Bad for business. Most of what we’ve shared with you CV-wise has been on the implications for workers and households, but much of that impact obviously comes through the impact on firms. So for two reads on that front you can check out yesterday’s ONS Business Impact of Covid-19 survey with 25 per cent of firms saying they have temporarily closed. For those still trading an average of 21 per cent of their workforces have been furloughed. A new US paper paints if anything a worse picture. Of 5,800 small businesses they find 43 per cent are temporarily closed and that firms have on average reduced their employee counts by 40 per cent. The typical firm also had less than one month of cash on hand, which is not a good place to start given that even when the lockdown eases, the economic pain isn’t just going to disappear.

 

Chart of the Week

COTW has a paradox for you. Government is shutting down large chunks of our economy (to save lives) and shouldering much of the cost (to save livelihoods). The result: government debt looks set to surge over 100 per cent of GDP.  Earlier this week we estimated a peak of 106 per cent for a three-month lockdown or 129 per cent in a six-month scenario – levels not seen for 60 years.

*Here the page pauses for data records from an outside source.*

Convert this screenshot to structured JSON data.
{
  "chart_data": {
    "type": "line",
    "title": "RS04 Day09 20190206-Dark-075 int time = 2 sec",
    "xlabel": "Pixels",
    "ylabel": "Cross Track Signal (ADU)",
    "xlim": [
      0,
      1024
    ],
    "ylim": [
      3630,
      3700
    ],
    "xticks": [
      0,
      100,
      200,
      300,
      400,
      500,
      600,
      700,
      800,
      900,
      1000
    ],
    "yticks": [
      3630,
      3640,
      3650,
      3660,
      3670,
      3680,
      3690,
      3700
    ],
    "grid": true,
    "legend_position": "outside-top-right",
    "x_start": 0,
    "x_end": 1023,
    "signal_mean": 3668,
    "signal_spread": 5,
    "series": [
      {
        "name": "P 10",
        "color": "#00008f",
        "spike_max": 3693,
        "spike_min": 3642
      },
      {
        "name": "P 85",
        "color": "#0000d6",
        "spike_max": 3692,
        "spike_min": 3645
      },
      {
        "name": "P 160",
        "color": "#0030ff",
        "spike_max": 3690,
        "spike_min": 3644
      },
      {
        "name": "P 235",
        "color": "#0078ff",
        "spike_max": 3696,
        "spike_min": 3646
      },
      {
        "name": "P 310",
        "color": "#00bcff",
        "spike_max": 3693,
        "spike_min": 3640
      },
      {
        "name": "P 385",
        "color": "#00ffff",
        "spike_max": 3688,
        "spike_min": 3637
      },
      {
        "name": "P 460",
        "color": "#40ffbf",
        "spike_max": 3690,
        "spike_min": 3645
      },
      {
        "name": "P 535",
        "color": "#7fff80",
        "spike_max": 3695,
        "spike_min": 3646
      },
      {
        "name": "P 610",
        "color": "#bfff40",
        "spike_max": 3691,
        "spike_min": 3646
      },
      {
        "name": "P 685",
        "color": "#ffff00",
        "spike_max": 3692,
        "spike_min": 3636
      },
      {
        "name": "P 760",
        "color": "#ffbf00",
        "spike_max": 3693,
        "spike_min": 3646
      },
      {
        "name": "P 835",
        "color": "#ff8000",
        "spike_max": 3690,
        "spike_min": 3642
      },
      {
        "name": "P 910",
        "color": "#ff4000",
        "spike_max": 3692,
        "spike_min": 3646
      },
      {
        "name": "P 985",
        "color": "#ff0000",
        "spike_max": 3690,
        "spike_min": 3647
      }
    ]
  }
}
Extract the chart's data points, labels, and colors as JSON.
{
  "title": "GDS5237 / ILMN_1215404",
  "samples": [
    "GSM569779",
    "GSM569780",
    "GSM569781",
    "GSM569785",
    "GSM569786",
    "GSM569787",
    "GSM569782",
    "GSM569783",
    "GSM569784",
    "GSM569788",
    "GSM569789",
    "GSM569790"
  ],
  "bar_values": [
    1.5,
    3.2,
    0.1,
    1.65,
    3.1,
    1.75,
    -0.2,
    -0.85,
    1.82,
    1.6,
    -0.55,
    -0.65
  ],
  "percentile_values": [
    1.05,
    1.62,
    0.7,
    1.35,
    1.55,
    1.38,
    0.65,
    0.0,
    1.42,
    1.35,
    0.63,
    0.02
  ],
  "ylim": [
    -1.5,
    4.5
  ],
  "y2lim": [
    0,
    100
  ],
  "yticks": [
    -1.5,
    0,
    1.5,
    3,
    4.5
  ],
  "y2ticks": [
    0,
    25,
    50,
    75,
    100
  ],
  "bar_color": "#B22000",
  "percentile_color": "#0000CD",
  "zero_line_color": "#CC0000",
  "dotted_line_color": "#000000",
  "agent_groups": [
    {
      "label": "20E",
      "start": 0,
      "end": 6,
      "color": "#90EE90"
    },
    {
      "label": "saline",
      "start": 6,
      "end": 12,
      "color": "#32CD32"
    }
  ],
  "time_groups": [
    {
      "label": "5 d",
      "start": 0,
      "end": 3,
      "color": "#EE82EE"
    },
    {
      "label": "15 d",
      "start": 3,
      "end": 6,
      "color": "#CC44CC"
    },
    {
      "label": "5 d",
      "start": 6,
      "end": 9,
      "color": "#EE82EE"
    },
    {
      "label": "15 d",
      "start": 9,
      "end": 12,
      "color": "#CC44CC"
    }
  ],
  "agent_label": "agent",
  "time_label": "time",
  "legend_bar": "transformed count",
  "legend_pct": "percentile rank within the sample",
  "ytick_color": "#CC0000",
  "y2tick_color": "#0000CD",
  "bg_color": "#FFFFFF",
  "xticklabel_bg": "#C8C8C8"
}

Here comes the paradox bit. Concentrate. Our modelling suggests the cost of that debt, even after these huge increases will… fall. Why? Because interest rates have fallen yet again, hitting an all-time low of 0.4 per cent in March 2020 vs the long run average of 4.4 per cent. New borrowing is cheap, and the costs of our old debt also fall as we refinance in future years. So this higher debt doesn’t currently comes with higher costs – but it does come with higher risks. The diamonds in COTW show what would eventually happen to debt costs if interest rates returned to 2.25 per cent (the Bank of England estimate of the long run equilibrium) – the highest debt interest relative to tax revenues this century. Far from unbearable but certainly food for thought.